I think it is blatantly obvious when these famous influencers talk about why their products are so great exactly why their product is going to be trash.
They don’t even know how their products work, because they don’t use them and didn’t formulate them, and they have to pay the overhead involved with having a team under them who is responsible for all of that.
I will release the full formula in a dedicated post when the time comes, and if you want to be notified when it is ready for launch I strongly advise that you sign up for my mailing list if you aren’t already.
Citrulline Vs Arginine
One of the most well known pump ingredients is Arginine.
The problem with L-Arginine is that it is very ineffective at increasing Nitric Oxide synthesis.
Logically, you would assume that taking Arginine would be the most effective way to increase Arginine levels in the body.
However, this is not the case.
Oral L-Arginine is taken up and metabolized by the liver so much that it does not actually effectively increase Arginine levels, and it may even be unsafe to use because of how much excessive urea it yields [R].
L-Citrulline bypasses the liver and passes freely to the kidneys where it is metabolized to Arginine [R].
The most effective supplement that can be used to increase Arginine levels in the body to improve cardiovascular and metabolic health outcomes is L-Citrulline [R].
L-Citrulline supplementation has shown to lower blood pressure and provide atherogenic-endothelial protection [R].

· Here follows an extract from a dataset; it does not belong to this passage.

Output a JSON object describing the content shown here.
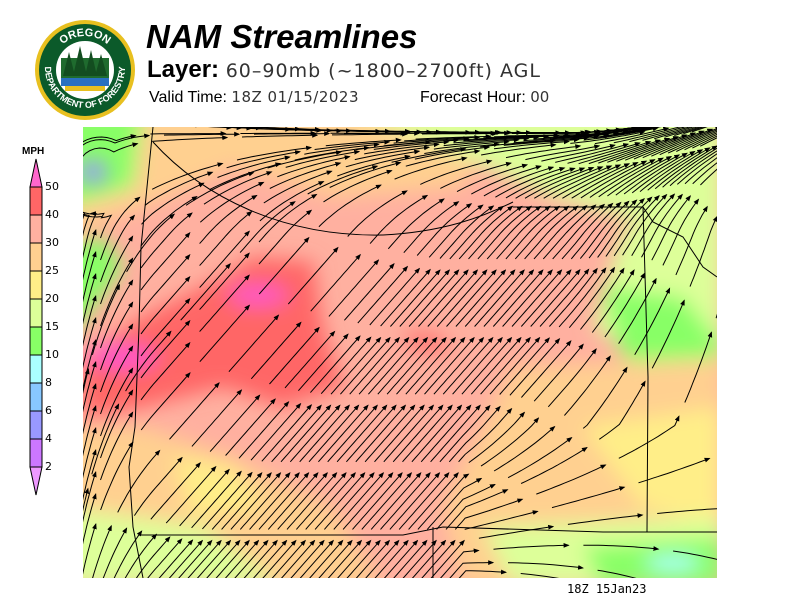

When it comes to NO precursors to get more vascular, nothing beats an efficacious dose of pure L-Citrulline.
PDE5 Inhibitors – Cialis (Tadalafil)
PDE5 inhibitors like Cialis and Viagra are commonly overlooked because they are thought to just be erectile dysfunction medications.

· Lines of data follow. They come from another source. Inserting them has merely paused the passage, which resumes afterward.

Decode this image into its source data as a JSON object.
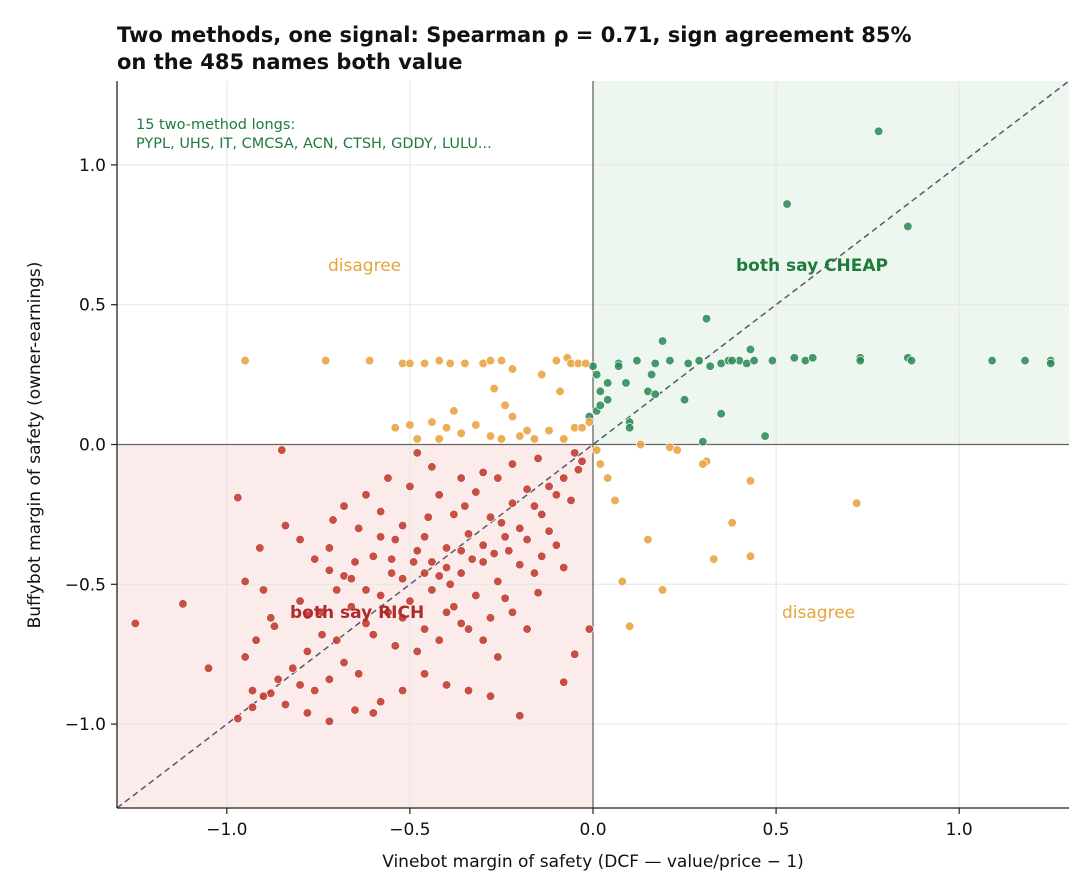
{
  "chart_data": {
    "type": "scatter",
    "title_lines": [
      "Two methods, one signal: Spearman ρ = 0.71, sign agreement 85%",
      "on the 485 names both value"
    ],
    "xlabel": "Vinebot margin of safety  (DCF — value/price − 1)",
    "ylabel": "Buffybot margin of safety  (owner-earnings)",
    "xlim": [
      -1.3,
      1.3
    ],
    "ylim": [
      -1.3,
      1.3
    ],
    "x_ticks": [
      -1.0,
      -0.5,
      0.0,
      0.5,
      1.0
    ],
    "x_tick_labels": [
      "−1.0",
      "−0.5",
      "0.0",
      "0.5",
      "1.0"
    ],
    "y_ticks": [
      -1.0,
      -0.5,
      0.0,
      0.5,
      1.0
    ],
    "y_tick_labels": [
      "−1.0",
      "−0.5",
      "0.0",
      "0.5",
      "1.0"
    ],
    "grid": true,
    "reference_line": "y = x (dashed)",
    "quadrant_labels": {
      "cheap": "both say CHEAP",
      "rich": "both say RICH",
      "disagree_top_left": "disagree",
      "disagree_bottom_right": "disagree"
    },
    "annotation": {
      "line1": "15 two-method longs:",
      "line2": "PYPL, UHS, IT, CMCSA, ACN, CTSH, GDDY, LULU..."
    },
    "colors": {
      "cheap": "#2e8b57",
      "rich": "#c0392b",
      "disagree": "#e8a33d",
      "cheap_region": "#edf7ef",
      "rich_region": "#fbebea",
      "cheap_label": "#1e7b3c",
      "rich_label": "#b02a2a",
      "annotation": "#1e7b3c",
      "reference_line": "#555b66"
    },
    "series": [
      {
        "category": "both say CHEAP",
        "points": [
          [
            0.78,
            1.12
          ],
          [
            0.53,
            0.86
          ],
          [
            0.86,
            0.78
          ],
          [
            0.31,
            0.45
          ],
          [
            0.19,
            0.37
          ],
          [
            0.43,
            0.34
          ],
          [
            0.0,
            0.28
          ],
          [
            0.07,
            0.29
          ],
          [
            0.07,
            0.28
          ],
          [
            0.12,
            0.3
          ],
          [
            0.17,
            0.29
          ],
          [
            0.21,
            0.3
          ],
          [
            0.26,
            0.29
          ],
          [
            0.29,
            0.3
          ],
          [
            0.32,
            0.28
          ],
          [
            0.35,
            0.29
          ],
          [
            0.37,
            0.3
          ],
          [
            0.4,
            0.3
          ],
          [
            0.42,
            0.29
          ],
          [
            0.44,
            0.3
          ],
          [
            0.49,
            0.3
          ],
          [
            0.55,
            0.31
          ],
          [
            0.58,
            0.3
          ],
          [
            0.6,
            0.31
          ],
          [
            0.73,
            0.31
          ],
          [
            0.73,
            0.3
          ],
          [
            0.86,
            0.31
          ],
          [
            0.87,
            0.3
          ],
          [
            1.09,
            0.3
          ],
          [
            1.18,
            0.3
          ],
          [
            1.25,
            0.3
          ],
          [
            1.25,
            0.29
          ],
          [
            0.01,
            0.25
          ],
          [
            0.04,
            0.22
          ],
          [
            0.09,
            0.22
          ],
          [
            0.02,
            0.19
          ],
          [
            0.15,
            0.19
          ],
          [
            0.17,
            0.18
          ],
          [
            0.04,
            0.16
          ],
          [
            0.25,
            0.16
          ],
          [
            0.01,
            0.12
          ],
          [
            -0.01,
            0.1
          ],
          [
            0.35,
            0.11
          ],
          [
            0.1,
            0.08
          ],
          [
            0.1,
            0.06
          ],
          [
            0.3,
            0.01
          ],
          [
            0.47,
            0.03
          ],
          [
            0.16,
            0.25
          ],
          [
            0.02,
            0.14
          ],
          [
            0.38,
            0.3
          ]
        ]
      },
      {
        "category": "disagree",
        "points": [
          [
            -0.95,
            0.3
          ],
          [
            -0.73,
            0.3
          ],
          [
            -0.61,
            0.3
          ],
          [
            -0.52,
            0.29
          ],
          [
            -0.5,
            0.29
          ],
          [
            -0.46,
            0.29
          ],
          [
            -0.42,
            0.3
          ],
          [
            -0.39,
            0.29
          ],
          [
            -0.35,
            0.29
          ],
          [
            -0.3,
            0.29
          ],
          [
            -0.28,
            0.3
          ],
          [
            -0.25,
            0.3
          ],
          [
            -0.22,
            0.27
          ],
          [
            -0.14,
            0.25
          ],
          [
            -0.1,
            0.3
          ],
          [
            -0.07,
            0.31
          ],
          [
            -0.06,
            0.29
          ],
          [
            -0.04,
            0.29
          ],
          [
            -0.02,
            0.29
          ],
          [
            -0.27,
            0.2
          ],
          [
            -0.09,
            0.19
          ],
          [
            -0.38,
            0.12
          ],
          [
            -0.24,
            0.14
          ],
          [
            -0.22,
            0.1
          ],
          [
            -0.5,
            0.07
          ],
          [
            -0.54,
            0.06
          ],
          [
            -0.44,
            0.08
          ],
          [
            -0.4,
            0.06
          ],
          [
            -0.36,
            0.04
          ],
          [
            -0.42,
            0.02
          ],
          [
            -0.48,
            0.02
          ],
          [
            -0.28,
            0.03
          ],
          [
            -0.25,
            0.02
          ],
          [
            -0.18,
            0.05
          ],
          [
            -0.12,
            0.05
          ],
          [
            -0.05,
            0.06
          ],
          [
            -0.03,
            0.06
          ],
          [
            -0.01,
            0.08
          ],
          [
            -0.2,
            0.03
          ],
          [
            -0.32,
            0.07
          ],
          [
            -0.16,
            0.02
          ],
          [
            -0.08,
            0.02
          ],
          [
            0.02,
            -0.07
          ],
          [
            0.04,
            -0.12
          ],
          [
            0.06,
            -0.2
          ],
          [
            0.13,
            0.0
          ],
          [
            0.21,
            -0.01
          ],
          [
            0.23,
            -0.02
          ],
          [
            0.31,
            -0.06
          ],
          [
            0.3,
            -0.07
          ],
          [
            0.43,
            -0.13
          ],
          [
            0.38,
            -0.28
          ],
          [
            0.72,
            -0.21
          ],
          [
            0.15,
            -0.34
          ],
          [
            0.43,
            -0.4
          ],
          [
            0.33,
            -0.41
          ],
          [
            0.08,
            -0.49
          ],
          [
            0.19,
            -0.52
          ],
          [
            0.1,
            -0.65
          ],
          [
            0.01,
            -0.02
          ]
        ]
      },
      {
        "category": "both say RICH",
        "points": [
          [
            -1.25,
            -0.64
          ],
          [
            -1.12,
            -0.57
          ],
          [
            -1.05,
            -0.8
          ],
          [
            -0.97,
            -0.19
          ],
          [
            -0.95,
            -0.49
          ],
          [
            -0.95,
            -0.76
          ],
          [
            -0.97,
            -0.98
          ],
          [
            -0.93,
            -0.94
          ],
          [
            -0.91,
            -0.37
          ],
          [
            -0.9,
            -0.52
          ],
          [
            -0.87,
            -0.65
          ],
          [
            -0.84,
            -0.29
          ],
          [
            -0.8,
            -0.34
          ],
          [
            -0.78,
            -0.61
          ],
          [
            -0.76,
            -0.41
          ],
          [
            -0.72,
            -0.37
          ],
          [
            -0.71,
            -0.27
          ],
          [
            -0.68,
            -0.47
          ],
          [
            -0.65,
            -0.42
          ],
          [
            -0.62,
            -0.52
          ],
          [
            -0.58,
            -0.33
          ],
          [
            -0.55,
            -0.41
          ],
          [
            -0.52,
            -0.48
          ],
          [
            -0.49,
            -0.42
          ],
          [
            -0.46,
            -0.46
          ],
          [
            -0.42,
            -0.47
          ],
          [
            -0.39,
            -0.5
          ],
          [
            -0.36,
            -0.46
          ],
          [
            -0.33,
            -0.41
          ],
          [
            -0.3,
            -0.42
          ],
          [
            -0.27,
            -0.39
          ],
          [
            -0.25,
            -0.28
          ],
          [
            -0.23,
            -0.38
          ],
          [
            -0.2,
            -0.3
          ],
          [
            -0.18,
            -0.34
          ],
          [
            -0.16,
            -0.22
          ],
          [
            -0.14,
            -0.25
          ],
          [
            -0.12,
            -0.15
          ],
          [
            -0.1,
            -0.18
          ],
          [
            -0.08,
            -0.12
          ],
          [
            -0.06,
            -0.2
          ],
          [
            -0.04,
            -0.09
          ],
          [
            -0.03,
            -0.06
          ],
          [
            -0.05,
            -0.03
          ],
          [
            -0.15,
            -0.05
          ],
          [
            -0.22,
            -0.07
          ],
          [
            -0.3,
            -0.1
          ],
          [
            -0.36,
            -0.12
          ],
          [
            -0.44,
            -0.08
          ],
          [
            -0.5,
            -0.15
          ],
          [
            -0.56,
            -0.12
          ],
          [
            -0.62,
            -0.18
          ],
          [
            -0.68,
            -0.22
          ],
          [
            -0.85,
            -0.02
          ],
          [
            -0.48,
            -0.03
          ],
          [
            -0.58,
            -0.24
          ],
          [
            -0.52,
            -0.29
          ],
          [
            -0.46,
            -0.33
          ],
          [
            -0.4,
            -0.37
          ],
          [
            -0.34,
            -0.32
          ],
          [
            -0.28,
            -0.26
          ],
          [
            -0.22,
            -0.21
          ],
          [
            -0.18,
            -0.16
          ],
          [
            -0.12,
            -0.31
          ],
          [
            -0.08,
            -0.44
          ],
          [
            -0.1,
            -0.36
          ],
          [
            -0.14,
            -0.4
          ],
          [
            -0.2,
            -0.43
          ],
          [
            -0.26,
            -0.49
          ],
          [
            -0.32,
            -0.54
          ],
          [
            -0.38,
            -0.58
          ],
          [
            -0.44,
            -0.52
          ],
          [
            -0.5,
            -0.56
          ],
          [
            -0.56,
            -0.6
          ],
          [
            -0.62,
            -0.64
          ],
          [
            -0.66,
            -0.58
          ],
          [
            -0.7,
            -0.7
          ],
          [
            -0.74,
            -0.68
          ],
          [
            -0.78,
            -0.74
          ],
          [
            -0.82,
            -0.8
          ],
          [
            -0.86,
            -0.84
          ],
          [
            -0.88,
            -0.89
          ],
          [
            -0.84,
            -0.93
          ],
          [
            -0.78,
            -0.96
          ],
          [
            -0.72,
            -0.99
          ],
          [
            -0.65,
            -0.95
          ],
          [
            -0.6,
            -0.96
          ],
          [
            -0.58,
            -0.92
          ],
          [
            -0.52,
            -0.88
          ],
          [
            -0.46,
            -0.82
          ],
          [
            -0.4,
            -0.86
          ],
          [
            -0.34,
            -0.88
          ],
          [
            -0.28,
            -0.9
          ],
          [
            -0.26,
            -0.76
          ],
          [
            -0.3,
            -0.7
          ],
          [
            -0.36,
            -0.64
          ],
          [
            -0.42,
            -0.7
          ],
          [
            -0.48,
            -0.74
          ],
          [
            -0.54,
            -0.72
          ],
          [
            -0.6,
            -0.68
          ],
          [
            -0.64,
            -0.82
          ],
          [
            -0.68,
            -0.78
          ],
          [
            -0.72,
            -0.84
          ],
          [
            -0.76,
            -0.88
          ],
          [
            -0.8,
            -0.86
          ],
          [
            -0.9,
            -0.9
          ],
          [
            -0.93,
            -0.88
          ],
          [
            -0.2,
            -0.97
          ],
          [
            -0.24,
            -0.55
          ],
          [
            -0.18,
            -0.66
          ],
          [
            -0.15,
            -0.53
          ],
          [
            -0.08,
            -0.85
          ],
          [
            -0.05,
            -0.75
          ],
          [
            -0.01,
            -0.66
          ],
          [
            -0.42,
            -0.18
          ],
          [
            -0.38,
            -0.25
          ],
          [
            -0.32,
            -0.17
          ],
          [
            -0.26,
            -0.12
          ],
          [
            -0.6,
            -0.4
          ],
          [
            -0.64,
            -0.3
          ],
          [
            -0.7,
            -0.52
          ],
          [
            -0.74,
            -0.6
          ],
          [
            -0.8,
            -0.56
          ],
          [
            -0.88,
            -0.62
          ],
          [
            -0.92,
            -0.7
          ],
          [
            -0.54,
            -0.34
          ],
          [
            -0.48,
            -0.38
          ],
          [
            -0.44,
            -0.42
          ],
          [
            -0.4,
            -0.44
          ],
          [
            -0.36,
            -0.38
          ],
          [
            -0.3,
            -0.36
          ],
          [
            -0.24,
            -0.33
          ],
          [
            -0.35,
            -0.22
          ],
          [
            -0.45,
            -0.26
          ],
          [
            -0.55,
            -0.46
          ],
          [
            -0.66,
            -0.48
          ],
          [
            -0.72,
            -0.45
          ],
          [
            -0.58,
            -0.54
          ],
          [
            -0.52,
            -0.62
          ],
          [
            -0.46,
            -0.66
          ],
          [
            -0.4,
            -0.6
          ],
          [
            -0.34,
            -0.66
          ],
          [
            -0.28,
            -0.62
          ],
          [
            -0.22,
            -0.6
          ],
          [
            -0.16,
            -0.46
          ]
        ]
      }
    ]
  }
}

Out of all of the common PDE5 inhibitors, Cialis is by far my favorite because of its long half-life (Viagra’s half-life is only 4 hours), and its’ efficacy is not inhibited by taking it on a full stomach vs an empty stomach.
Cialis works by inhibiting phosphodiesterase type 5 (hence being categorized as a PDE5 inhibitor) and acting as a potent vasodilator, allowing the user to achieve and sustain an erection with much greater ease.
PDE5 inhibitors don’t just increase circulation and blood flow to your Johnson though.
They increase circulation everywhere.
Phosphodiesterase type 5 (PDE5) is an enzyme found primarily in the smooth muscle of the corpus cavernosum that selectively cleaves and degrades cyclic guanosine monophosphate (cGMP) to 5′-guanosine monophosphate (5′-GMP) [R].
PDE5 inhibitors are similar in structure to cGMP and work by competitively binding to PDE5, consequently inhibiting cGMP hydrolysis.
The net result of this is the potentiation of the effects of Nitric Oxide in the body.
Cialis And L-Citrulline Pre-Workout Stack
So, with a PDE5 inhibitor we are enhancing the effects of NO in the body, you can just imagine what combining a PDE5 inhibitor with a potent NO precursor will do for vascularity and pumps.
This is where combining a high dose of L-Citrulline becomes multiple fold more effective.
I know a lot of bodybuilders who take a small dose of Cialis every day simply for the blood pressure lowering effect.
More vasodilation equates to better circulation, which equates to lower blood pressure.
This also results in the user getting more vascular.
Basically, Cialis will result in lowered blood pressure, better erections, better pumps and more vascularity.
By inhibiting PDE5 with Cialis and cranking NO through the roof with a high dose of pure L-Citrulline, we can create the most potent pre-workout stack for mind-blowing pumps and vascularity.
10-20 mg of Cialis with 6-10 grams of L-Citrulline 30 minutes prior to training in conjunction with a great diet is one of the most potent stacks you can use to get more vascular.
Disclaimer: The information included in this article is intended for entertainment and informational purposes only. It is not intended nor implied to be a substitute for professional medical advice.